Steve Reed

Personal information
- Full name: Stephen Eric Reed
- Date of birth: 6 January 1956 (age 70)
- Place of birth: Doncaster, England
- Position: Full back

Youth career
- Doncaster Rovers

Senior career*
- Years: Team / Apps / (Gls)
- 1972–1978: Doncaster Rovers / 140 / (2)
- 1979–19??: Gainsborough Trinity

= Steve Reed (footballer, born 1956) =

English footballer and coach

Steve Reed (born 6 January 1956) is a former footballer who played for Doncaster Rovers mainly as a full back and went on to coach Doncaster Belles.

==Playing career==
Reed initially played for the Doncaster Rovers Juniors side and then became an apprentice. During this time, as a 17-year-old, he was selected for training at Lilleshall with the England Youth Team.

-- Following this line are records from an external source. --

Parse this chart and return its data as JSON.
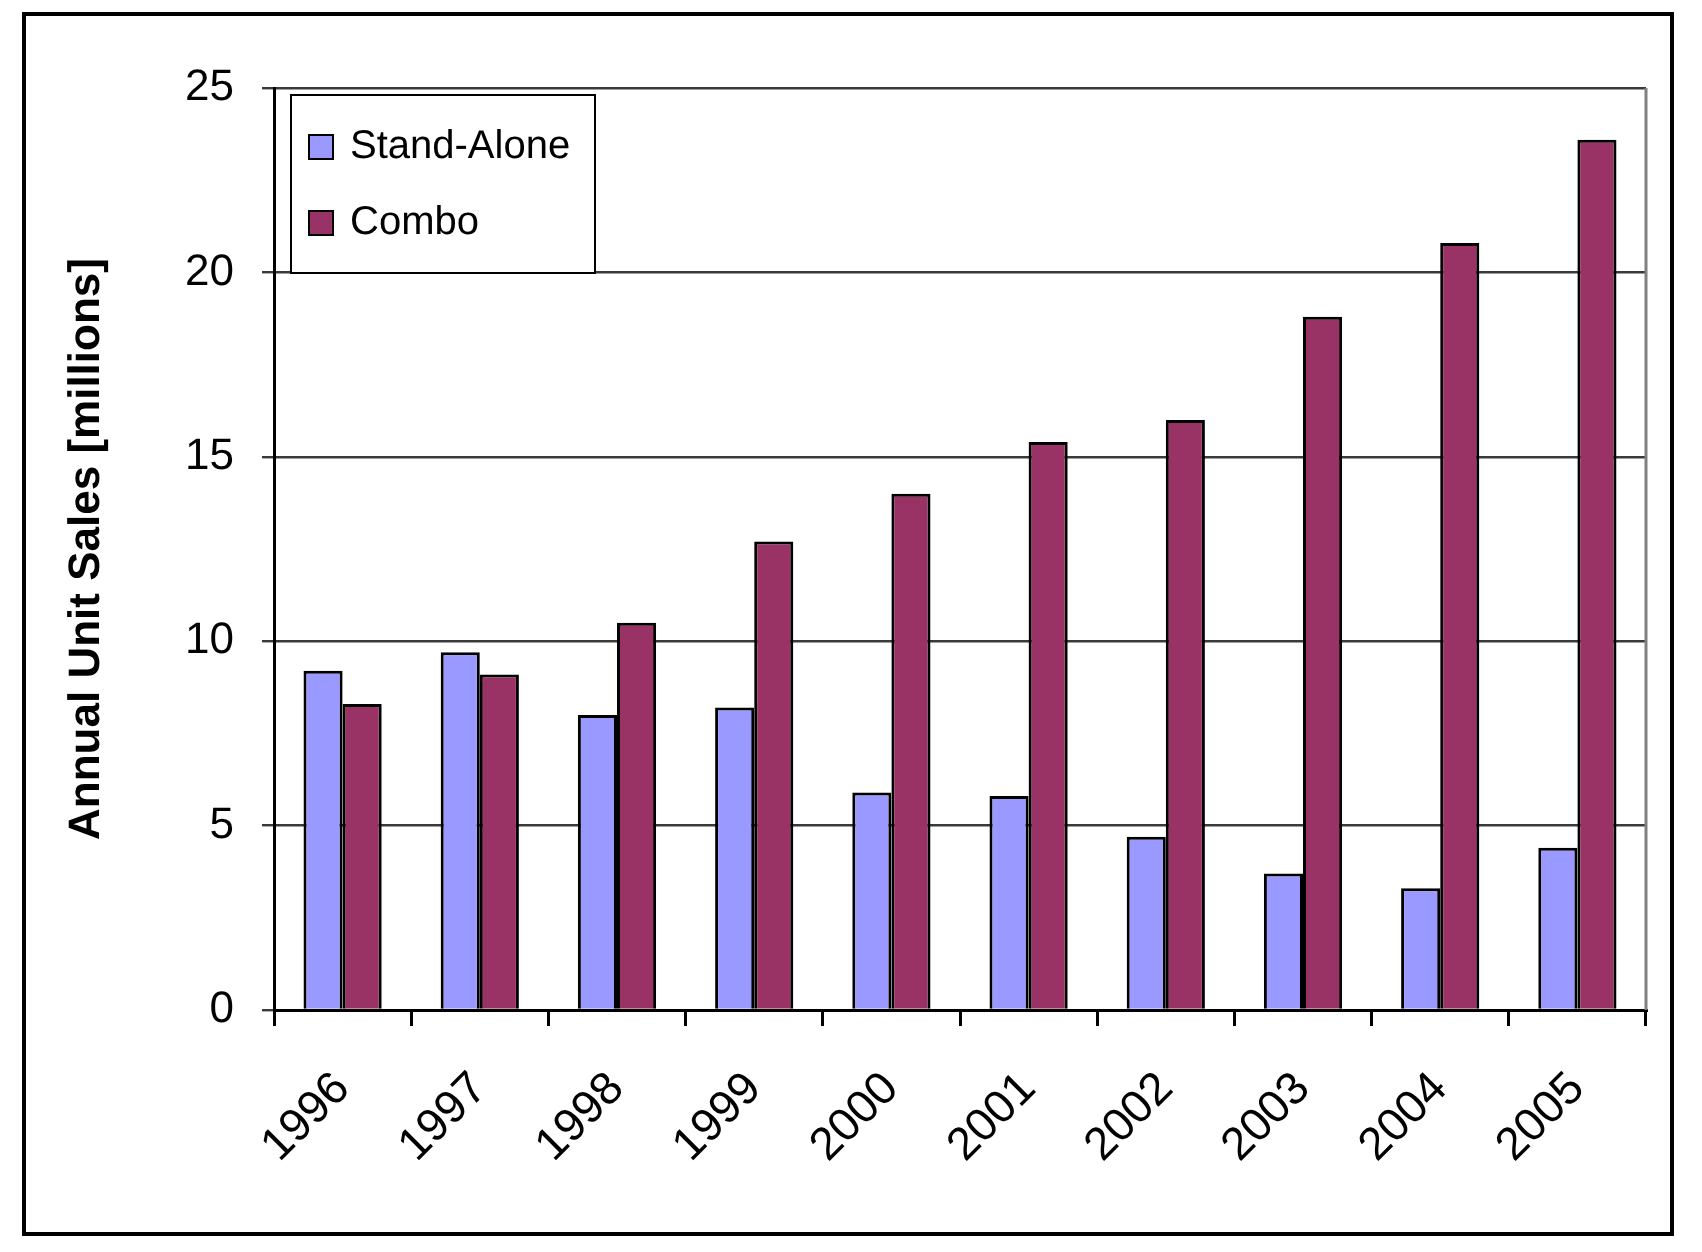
{
  "chart_data": {
    "type": "bar",
    "ylabel": "Annual Unit Sales [millions]",
    "categories": [
      "1996",
      "1997",
      "1998",
      "1999",
      "2000",
      "2001",
      "2002",
      "2003",
      "2004",
      "2005"
    ],
    "series": [
      {
        "name": "Stand-Alone",
        "color": "#9999ff",
        "values": [
          9.2,
          9.7,
          8.0,
          8.2,
          5.9,
          5.8,
          4.7,
          3.7,
          3.3,
          4.4
        ]
      },
      {
        "name": "Combo",
        "color": "#993366",
        "values": [
          8.3,
          9.1,
          10.5,
          12.7,
          14.0,
          15.4,
          16.0,
          18.8,
          20.8,
          23.6
        ]
      }
    ],
    "ylim": [
      0,
      25
    ],
    "yticks": [
      0,
      5,
      10,
      15,
      20,
      25
    ],
    "grid": "y",
    "legend": "top left"
  }
}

His debut for the first team came in English Division 4 on 26 August 1972 in a 3–1 defeat at Cambridge United when he came on as substitute. The first of his two League goals didn't come until 21 March 1975 in a 3–2 home victory over Swansea City.

His last game for Rovers was in December 1978. After making a total of 161 League, FA Cup and League Cup appearances, and scoring 4 goals, Reed went to play for Gainsborough Trinity.

==Coaching==
Reed coached FA Women's Premier League club Doncaster Belles during the 2000–01 season when they finished as runners-up.